Perhaps mortified by her reaction, or upset by the frenzy of ridiculous kisses that he’s started, Dr. Gogol leaves in a hurry, passing some workmen taking down the wax display of Mrs. Orlac. He bribes them to deliver it to his home instead of the melting pot. There are all sorts of other things happening in the film, but for our purposes here you only need to know that he has his housekeeper brush her hair and maintain her see-through flow-y robes, while he plays the organ to her, calls her Galatea and discusses with her his crazy scheme to get Stephen Orlac into the loony bin and have the real Mme Yvonne for himself. You’ll have to watch the film yourself to see the Pygmalion/Galatea story played out in its tragi-comedic way. This was Lorre’s first American film, and it is no wonder he became a horror favorite.

Parting ways with the original book, Maurice Renard’s The Hands of Orlac, the story here is not about Gogol as a scientist/medical genius playing God. Initially he saves Stephen Orlac with the best of intentions. He did it for Yvonne, and because he was the only one who could. The results (as preposterous as they are) could not have been known to him, silly horror-”science” aside, he’s accomplished something miraculous — the first successful hand transplant. This is the story not of his scientific obsession, but of his misguided idea of love making him a monster.

“I have conquered science! Why can’t I conquer love?”

In the following scene we watch the further unraveling of Dr. Gogol:

Why is he so crazy? Which came first, the craziness or the loneliness? Surely someone would be so impressed by his brilliance, and his kind focus on treating unfortunate children and mutilated soldiers, and being surrounded by the lovely nurses at his practice, he could find someone to be with? Is his mistake thinking he could attain a gorgeous actress? Does your pity end when he persists after discovering she is married? Or does it linger, tugging your heartstrings over his sad eyes and obvious mental illness? I, myself, am not sure when or if I ever stop feeling sorry for this fellow. Clearly we are meant to think him out of his mind to consider that Mme Yvonne would return his feelings; her a beauty, and him an odd foreign unlovable beast.
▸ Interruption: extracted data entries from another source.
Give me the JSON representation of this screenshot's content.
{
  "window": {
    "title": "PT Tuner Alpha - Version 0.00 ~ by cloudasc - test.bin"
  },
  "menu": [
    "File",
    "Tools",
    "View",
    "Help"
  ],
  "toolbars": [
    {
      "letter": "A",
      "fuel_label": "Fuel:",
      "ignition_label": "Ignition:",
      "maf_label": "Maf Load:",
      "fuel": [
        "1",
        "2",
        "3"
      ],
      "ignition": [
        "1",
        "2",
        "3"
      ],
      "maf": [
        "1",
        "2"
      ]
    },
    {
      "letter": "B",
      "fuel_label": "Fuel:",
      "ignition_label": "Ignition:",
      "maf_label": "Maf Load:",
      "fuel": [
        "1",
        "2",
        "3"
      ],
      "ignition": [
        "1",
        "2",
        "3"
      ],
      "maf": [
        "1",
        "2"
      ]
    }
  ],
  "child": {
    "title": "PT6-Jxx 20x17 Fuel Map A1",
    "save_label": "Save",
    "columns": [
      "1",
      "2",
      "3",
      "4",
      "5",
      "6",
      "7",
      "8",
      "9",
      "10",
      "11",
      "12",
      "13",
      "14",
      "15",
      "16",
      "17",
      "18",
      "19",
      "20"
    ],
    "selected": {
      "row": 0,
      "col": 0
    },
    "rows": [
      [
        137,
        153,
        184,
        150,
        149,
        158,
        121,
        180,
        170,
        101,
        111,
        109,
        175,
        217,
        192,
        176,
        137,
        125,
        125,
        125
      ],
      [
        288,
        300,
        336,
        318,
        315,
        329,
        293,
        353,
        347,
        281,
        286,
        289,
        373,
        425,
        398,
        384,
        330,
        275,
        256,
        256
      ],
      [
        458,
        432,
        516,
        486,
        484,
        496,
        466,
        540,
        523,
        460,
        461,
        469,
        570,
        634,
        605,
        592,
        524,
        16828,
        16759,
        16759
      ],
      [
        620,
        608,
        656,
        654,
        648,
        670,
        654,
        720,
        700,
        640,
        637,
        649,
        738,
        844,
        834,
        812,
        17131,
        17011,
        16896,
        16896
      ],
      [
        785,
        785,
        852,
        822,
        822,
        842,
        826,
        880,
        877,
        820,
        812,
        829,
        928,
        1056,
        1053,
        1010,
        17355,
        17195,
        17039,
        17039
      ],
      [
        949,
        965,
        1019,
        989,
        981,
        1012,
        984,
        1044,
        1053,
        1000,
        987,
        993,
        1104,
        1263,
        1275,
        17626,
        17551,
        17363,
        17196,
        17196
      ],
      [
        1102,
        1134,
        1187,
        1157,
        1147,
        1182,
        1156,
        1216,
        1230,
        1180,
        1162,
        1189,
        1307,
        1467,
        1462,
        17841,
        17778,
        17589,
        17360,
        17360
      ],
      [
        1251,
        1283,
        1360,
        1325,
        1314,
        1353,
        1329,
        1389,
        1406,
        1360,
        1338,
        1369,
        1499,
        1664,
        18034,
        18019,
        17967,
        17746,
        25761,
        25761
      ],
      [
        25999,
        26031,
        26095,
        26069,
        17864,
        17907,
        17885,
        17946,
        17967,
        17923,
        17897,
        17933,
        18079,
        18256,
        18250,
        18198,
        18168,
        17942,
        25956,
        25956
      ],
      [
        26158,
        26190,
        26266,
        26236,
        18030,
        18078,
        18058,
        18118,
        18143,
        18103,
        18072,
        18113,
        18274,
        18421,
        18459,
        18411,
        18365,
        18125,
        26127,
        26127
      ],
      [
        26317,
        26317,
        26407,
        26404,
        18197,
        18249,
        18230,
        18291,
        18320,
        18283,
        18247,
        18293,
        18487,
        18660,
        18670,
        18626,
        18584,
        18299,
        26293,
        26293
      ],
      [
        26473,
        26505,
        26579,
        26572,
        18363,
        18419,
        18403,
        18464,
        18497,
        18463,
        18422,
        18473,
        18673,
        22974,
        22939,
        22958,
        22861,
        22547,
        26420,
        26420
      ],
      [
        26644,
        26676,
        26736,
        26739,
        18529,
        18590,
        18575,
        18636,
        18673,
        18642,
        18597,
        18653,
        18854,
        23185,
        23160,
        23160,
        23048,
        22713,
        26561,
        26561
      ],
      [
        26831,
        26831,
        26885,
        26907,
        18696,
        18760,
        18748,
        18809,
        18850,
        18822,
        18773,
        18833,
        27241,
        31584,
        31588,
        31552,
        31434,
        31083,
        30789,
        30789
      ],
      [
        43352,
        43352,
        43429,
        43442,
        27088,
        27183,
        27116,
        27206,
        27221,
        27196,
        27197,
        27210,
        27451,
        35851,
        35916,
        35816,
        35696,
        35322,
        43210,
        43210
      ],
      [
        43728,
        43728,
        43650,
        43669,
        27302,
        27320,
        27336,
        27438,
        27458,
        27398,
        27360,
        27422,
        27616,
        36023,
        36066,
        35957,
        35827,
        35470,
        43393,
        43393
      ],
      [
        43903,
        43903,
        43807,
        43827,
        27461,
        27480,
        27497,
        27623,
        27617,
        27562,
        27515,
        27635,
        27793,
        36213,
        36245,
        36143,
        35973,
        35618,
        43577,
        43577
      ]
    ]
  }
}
Ignoring the superficial aspect of the film entirely, let’s look at a redeeming quality. Perhaps this does not do anything to further the Hollywood image of scientists as non-creeps and people with normal, fulfilled lives capable of healthy relationships — but I was surprised by the fact that this wasn’t about a lost soul wearing blinders to keep out everything but his great work that will help the world while destroying the lives of those around him. The Pygmalion addition to Renard’s story gives it more depth than if Freund had followed a more familiar science fiction tale. Even the other film paired on the dvd with Mad Love, Devil Dolls, is a heavy-handed tale of Evil Scientists too single-minded to even know how evil they are. Mad Love is not a brilliant film, and the story of recycled body parts has been done over scores of times before and since. But it does stand out for me after being positively buried in anti-science films. I don’t normally like remakes, however I would love to see this done with a different type of casting for Dr. Gogol, but with the same treatment of love being the monster-maker.